Однако в этом подленьком сознании некоторой своей привилегированности было и рациональное, эгоистическое начало. Оно заключалось в ощущении реальной выгоды, вытекающей для менее угнетаемых групп заключенных из учреждения лагерей с особым режимом. Было по опыту известно, что чем больше начальственного рвения уходит на репрессирование одной группы лагерников, тем меньше этого рвения остается на долю другой. Раз какие-нибудь берлаговцы объявляются «настоящими» врагами народа, то остальные, стало быть, являются менее настоящими. Во времена ежовщины, например, уголовники и бытовики официально именовались «социально близким элементом» и натравливались на «контриков». Теперь неприкасаемость особо опасных врагов обеспечивалась их строжайшей изоляцией. Однако хитрое начальство всякими намеками и полунамеками старалось поддержать в итээловцах примерно те же настроения, что у блатных конца тридцатых годов, хотя уже с иными целями. Сознание, что они теперь едва ли не «социально близкие», создавало у заключенных работяг чувство собственного благополучия и благотворно отражалось на производительности их труда.

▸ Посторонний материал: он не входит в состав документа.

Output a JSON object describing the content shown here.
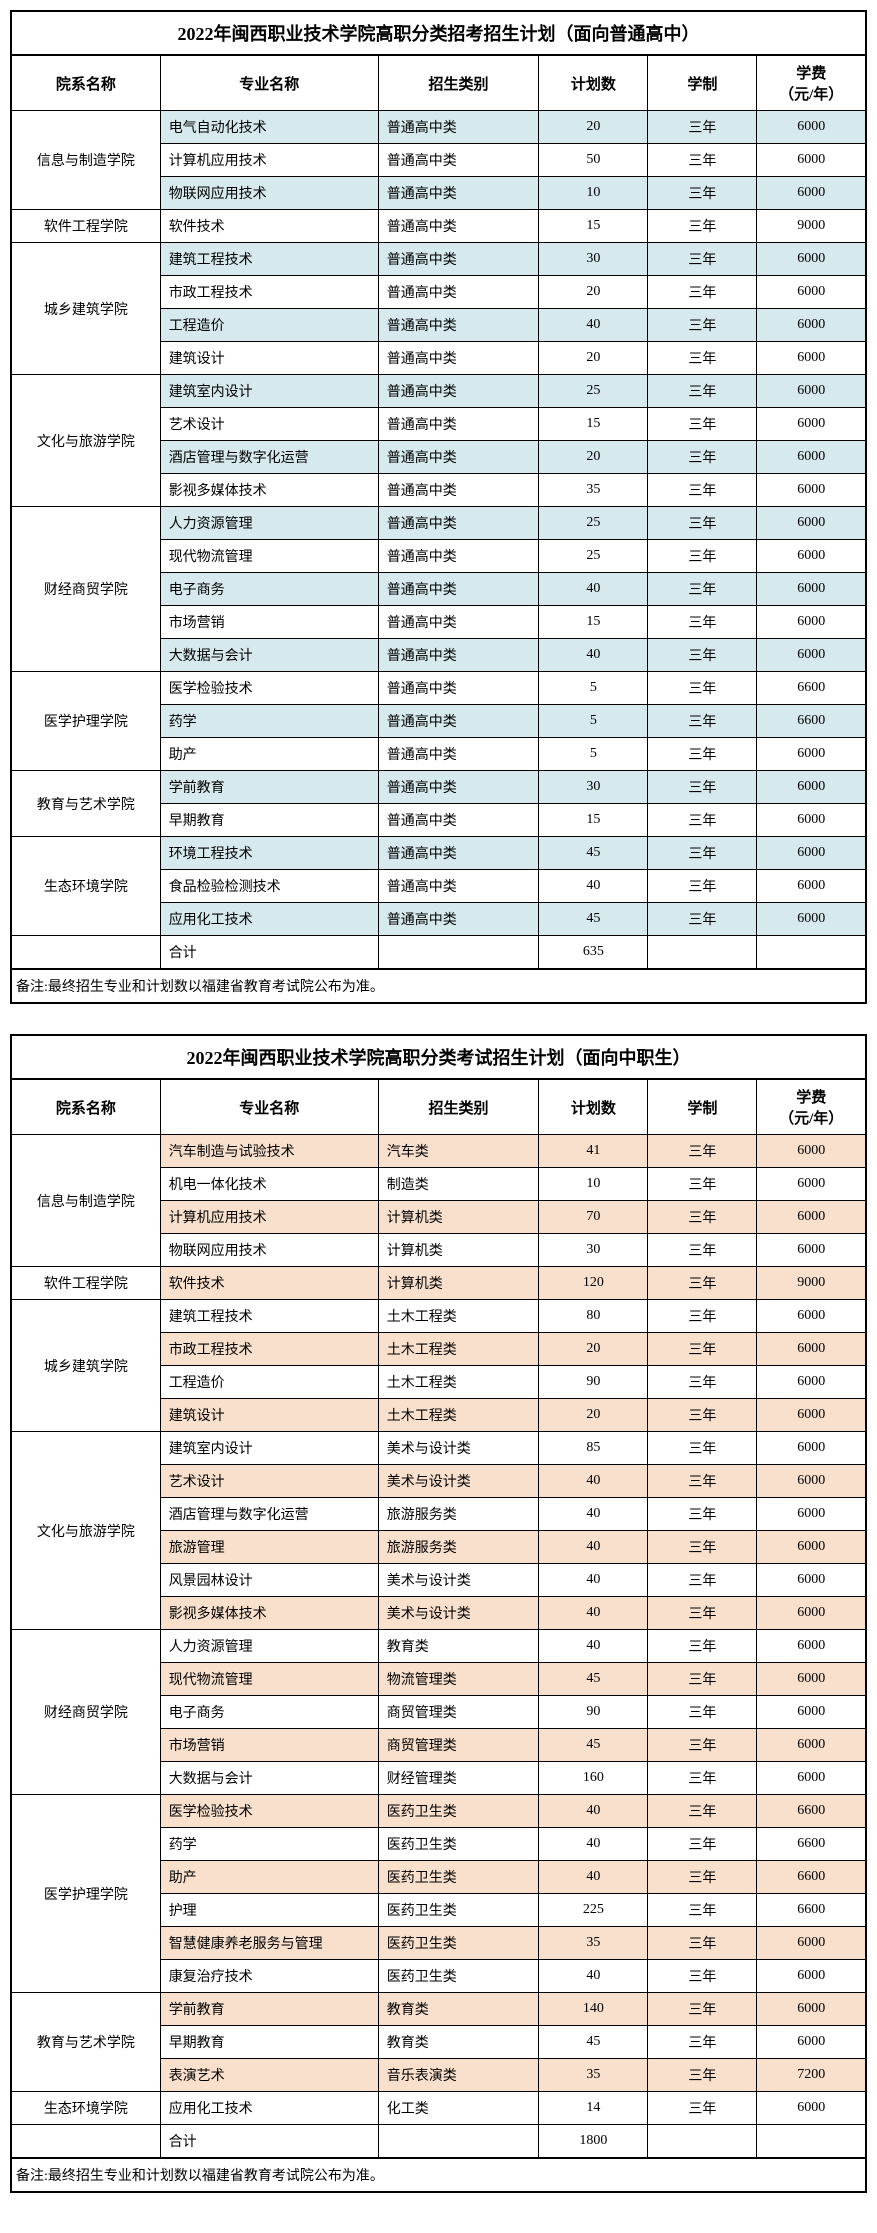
{
  "colors": {
    "blue_highlight": "#d6e9ed",
    "orange_highlight": "#f8e0cd",
    "border": "#000000",
    "background": "#ffffff"
  },
  "tables": [
    {
      "title": "2022年闽西职业技术学院高职分类招考招生计划（面向普通高中）",
      "highlight_class": "hl-blue",
      "headers": [
        "院系名称",
        "专业名称",
        "招生类别",
        "计划数",
        "学制",
        "学费\n（元/年）"
      ],
      "departments": [
        {
          "name": "信息与制造学院",
          "rows": [
            {
              "major": "电气自动化技术",
              "cat": "普通高中类",
              "plan": "20",
              "dur": "三年",
              "fee": "6000",
              "hl": true
            },
            {
              "major": "计算机应用技术",
              "cat": "普通高中类",
              "plan": "50",
              "dur": "三年",
              "fee": "6000",
              "hl": false
            },
            {
              "major": "物联网应用技术",
              "cat": "普通高中类",
              "plan": "10",
              "dur": "三年",
              "fee": "6000",
              "hl": true
            }
          ]
        },
        {
          "name": "软件工程学院",
          "rows": [
            {
              "major": "软件技术",
              "cat": "普通高中类",
              "plan": "15",
              "dur": "三年",
              "fee": "9000",
              "hl": false
            }
          ]
        },
        {
          "name": "城乡建筑学院",
          "rows": [
            {
              "major": "建筑工程技术",
              "cat": "普通高中类",
              "plan": "30",
              "dur": "三年",
              "fee": "6000",
              "hl": true
            },
            {
              "major": "市政工程技术",
              "cat": "普通高中类",
              "plan": "20",
              "dur": "三年",
              "fee": "6000",
              "hl": false
            },
            {
              "major": "工程造价",
              "cat": "普通高中类",
              "plan": "40",
              "dur": "三年",
              "fee": "6000",
              "hl": true
            },
            {
              "major": "建筑设计",
              "cat": "普通高中类",
              "plan": "20",
              "dur": "三年",
              "fee": "6000",
              "hl": false
            }
          ]
        },
        {
          "name": "文化与旅游学院",
          "rows": [
            {
              "major": "建筑室内设计",
              "cat": "普通高中类",
              "plan": "25",
              "dur": "三年",
              "fee": "6000",
              "hl": true
            },
            {
              "major": "艺术设计",
              "cat": "普通高中类",
              "plan": "15",
              "dur": "三年",
              "fee": "6000",
              "hl": false
            },
            {
              "major": "酒店管理与数字化运营",
              "cat": "普通高中类",
              "plan": "20",
              "dur": "三年",
              "fee": "6000",
              "hl": true
            },
            {
              "major": "影视多媒体技术",
              "cat": "普通高中类",
              "plan": "35",
              "dur": "三年",
              "fee": "6000",
              "hl": false
            }
          ]
        },
        {
          "name": "财经商贸学院",
          "rows": [
            {
              "major": "人力资源管理",
              "cat": "普通高中类",
              "plan": "25",
              "dur": "三年",
              "fee": "6000",
              "hl": true
            },
            {
              "major": "现代物流管理",
              "cat": "普通高中类",
              "plan": "25",
              "dur": "三年",
              "fee": "6000",
              "hl": false
            },
            {
              "major": "电子商务",
              "cat": "普通高中类",
              "plan": "40",
              "dur": "三年",
              "fee": "6000",
              "hl": true
            },
            {
              "major": "市场营销",
              "cat": "普通高中类",
              "plan": "15",
              "dur": "三年",
              "fee": "6000",
              "hl": false
            },
            {
              "major": "大数据与会计",
              "cat": "普通高中类",
              "plan": "40",
              "dur": "三年",
              "fee": "6000",
              "hl": true
            }
          ]
        },
        {
          "name": "医学护理学院",
          "rows": [
            {
              "major": "医学检验技术",
              "cat": "普通高中类",
              "plan": "5",
              "dur": "三年",
              "fee": "6600",
              "hl": false
            },
            {
              "major": "药学",
              "cat": "普通高中类",
              "plan": "5",
              "dur": "三年",
              "fee": "6600",
              "hl": true
            },
            {
              "major": "助产",
              "cat": "普通高中类",
              "plan": "5",
              "dur": "三年",
              "fee": "6000",
              "hl": false
            }
          ]
        },
        {
          "name": "教育与艺术学院",
          "rows": [
            {
              "major": "学前教育",
              "cat": "普通高中类",
              "plan": "30",
              "dur": "三年",
              "fee": "6000",
              "hl": true
            },
            {
              "major": "早期教育",
              "cat": "普通高中类",
              "plan": "15",
              "dur": "三年",
              "fee": "6000",
              "hl": false
            }
          ]
        },
        {
          "name": "生态环境学院",
          "rows": [
            {
              "major": "环境工程技术",
              "cat": "普通高中类",
              "plan": "45",
              "dur": "三年",
              "fee": "6000",
              "hl": true
            },
            {
              "major": "食品检验检测技术",
              "cat": "普通高中类",
              "plan": "40",
              "dur": "三年",
              "fee": "6000",
              "hl": false
            },
            {
              "major": "应用化工技术",
              "cat": "普通高中类",
              "plan": "45",
              "dur": "三年",
              "fee": "6000",
              "hl": true
            }
          ]
        }
      ],
      "total_label": "合计",
      "total_plan": "635",
      "footnote": "备注:最终招生专业和计划数以福建省教育考试院公布为准。"
    },
    {
      "title": "2022年闽西职业技术学院高职分类考试招生计划（面向中职生）",
      "highlight_class": "hl-orange",
      "headers": [
        "院系名称",
        "专业名称",
        "招生类别",
        "计划数",
        "学制",
        "学费\n（元/年）"
      ],
      "departments": [
        {
          "name": "信息与制造学院",
          "rows": [
            {
              "major": "汽车制造与试验技术",
              "cat": "汽车类",
              "plan": "41",
              "dur": "三年",
              "fee": "6000",
              "hl": true
            },
            {
              "major": "机电一体化技术",
              "cat": "制造类",
              "plan": "10",
              "dur": "三年",
              "fee": "6000",
              "hl": false
            },
            {
              "major": "计算机应用技术",
              "cat": "计算机类",
              "plan": "70",
              "dur": "三年",
              "fee": "6000",
              "hl": true
            },
            {
              "major": "物联网应用技术",
              "cat": "计算机类",
              "plan": "30",
              "dur": "三年",
              "fee": "6000",
              "hl": false
            }
          ]
        },
        {
          "name": "软件工程学院",
          "rows": [
            {
              "major": "软件技术",
              "cat": "计算机类",
              "plan": "120",
              "dur": "三年",
              "fee": "9000",
              "hl": true
            }
          ]
        },
        {
          "name": "城乡建筑学院",
          "rows": [
            {
              "major": "建筑工程技术",
              "cat": "土木工程类",
              "plan": "80",
              "dur": "三年",
              "fee": "6000",
              "hl": false
            },
            {
              "major": "市政工程技术",
              "cat": "土木工程类",
              "plan": "20",
              "dur": "三年",
              "fee": "6000",
              "hl": true
            },
            {
              "major": "工程造价",
              "cat": "土木工程类",
              "plan": "90",
              "dur": "三年",
              "fee": "6000",
              "hl": false
            },
            {
              "major": "建筑设计",
              "cat": "土木工程类",
              "plan": "20",
              "dur": "三年",
              "fee": "6000",
              "hl": true
            }
          ]
        },
        {
          "name": "文化与旅游学院",
          "rows": [
            {
              "major": "建筑室内设计",
              "cat": "美术与设计类",
              "plan": "85",
              "dur": "三年",
              "fee": "6000",
              "hl": false
            },
            {
              "major": "艺术设计",
              "cat": "美术与设计类",
              "plan": "40",
              "dur": "三年",
              "fee": "6000",
              "hl": true
            },
            {
              "major": "酒店管理与数字化运营",
              "cat": "旅游服务类",
              "plan": "40",
              "dur": "三年",
              "fee": "6000",
              "hl": false
            },
            {
              "major": "旅游管理",
              "cat": "旅游服务类",
              "plan": "40",
              "dur": "三年",
              "fee": "6000",
              "hl": true
            },
            {
              "major": "风景园林设计",
              "cat": "美术与设计类",
              "plan": "40",
              "dur": "三年",
              "fee": "6000",
              "hl": false
            },
            {
              "major": "影视多媒体技术",
              "cat": "美术与设计类",
              "plan": "40",
              "dur": "三年",
              "fee": "6000",
              "hl": true
            }
          ]
        },
        {
          "name": "财经商贸学院",
          "rows": [
            {
              "major": "人力资源管理",
              "cat": "教育类",
              "plan": "40",
              "dur": "三年",
              "fee": "6000",
              "hl": false
            },
            {
              "major": "现代物流管理",
              "cat": "物流管理类",
              "plan": "45",
              "dur": "三年",
              "fee": "6000",
              "hl": true
            },
            {
              "major": "电子商务",
              "cat": "商贸管理类",
              "plan": "90",
              "dur": "三年",
              "fee": "6000",
              "hl": false
            },
            {
              "major": "市场营销",
              "cat": "商贸管理类",
              "plan": "45",
              "dur": "三年",
              "fee": "6000",
              "hl": true
            },
            {
              "major": "大数据与会计",
              "cat": "财经管理类",
              "plan": "160",
              "dur": "三年",
              "fee": "6000",
              "hl": false
            }
          ]
        },
        {
          "name": "医学护理学院",
          "rows": [
            {
              "major": "医学检验技术",
              "cat": "医药卫生类",
              "plan": "40",
              "dur": "三年",
              "fee": "6600",
              "hl": true
            },
            {
              "major": "药学",
              "cat": "医药卫生类",
              "plan": "40",
              "dur": "三年",
              "fee": "6600",
              "hl": false
            },
            {
              "major": "助产",
              "cat": "医药卫生类",
              "plan": "40",
              "dur": "三年",
              "fee": "6600",
              "hl": true
            },
            {
              "major": "护理",
              "cat": "医药卫生类",
              "plan": "225",
              "dur": "三年",
              "fee": "6600",
              "hl": false
            },
            {
              "major": "智慧健康养老服务与管理",
              "cat": "医药卫生类",
              "plan": "35",
              "dur": "三年",
              "fee": "6000",
              "hl": true
            },
            {
              "major": "康复治疗技术",
              "cat": "医药卫生类",
              "plan": "40",
              "dur": "三年",
              "fee": "6000",
              "hl": false
            }
          ]
        },
        {
          "name": "教育与艺术学院",
          "rows": [
            {
              "major": "学前教育",
              "cat": "教育类",
              "plan": "140",
              "dur": "三年",
              "fee": "6000",
              "hl": true
            },
            {
              "major": "早期教育",
              "cat": "教育类",
              "plan": "45",
              "dur": "三年",
              "fee": "6000",
              "hl": false
            },
            {
              "major": "表演艺术",
              "cat": "音乐表演类",
              "plan": "35",
              "dur": "三年",
              "fee": "7200",
              "hl": true
            }
          ]
        },
        {
          "name": "生态环境学院",
          "rows": [
            {
              "major": "应用化工技术",
              "cat": "化工类",
              "plan": "14",
              "dur": "三年",
              "fee": "6000",
              "hl": false
            }
          ]
        }
      ],
      "total_label": "合计",
      "total_plan": "1800",
      "footnote": "备注:最终招生专业和计划数以福建省教育考试院公布为准。"
    }
  ]
}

Когда один из бараков строящегося лагеря был уже готов, в него из палаток переселили его строителей. По вечерам, глядя на забранные решетками оконца будущего жилья таинственных берлаговцев и на грозное ограждение лагерной зоны, заключенные, с удовлетворением сознавая, что они — не такие, вкривь и вкось толковали о страшных, занумерованных преступниках и о том, откуда они взялись. Точнее, возьмутся. Дело в том, что никаких «радиошептограмм» из ногаевской пересылки, миновать которую никто из привезенных из-за моря никак не мог, покамест не поступало. Зэков привозили полными пароходами из Прибалтики, Западной Украины и других районов СССР, население которых подозревалось в сочувствии гитлеровцам. Но это были заключенные самого обыкновенного типа. Тут начальство хранило какой-то непроницаемый секрет.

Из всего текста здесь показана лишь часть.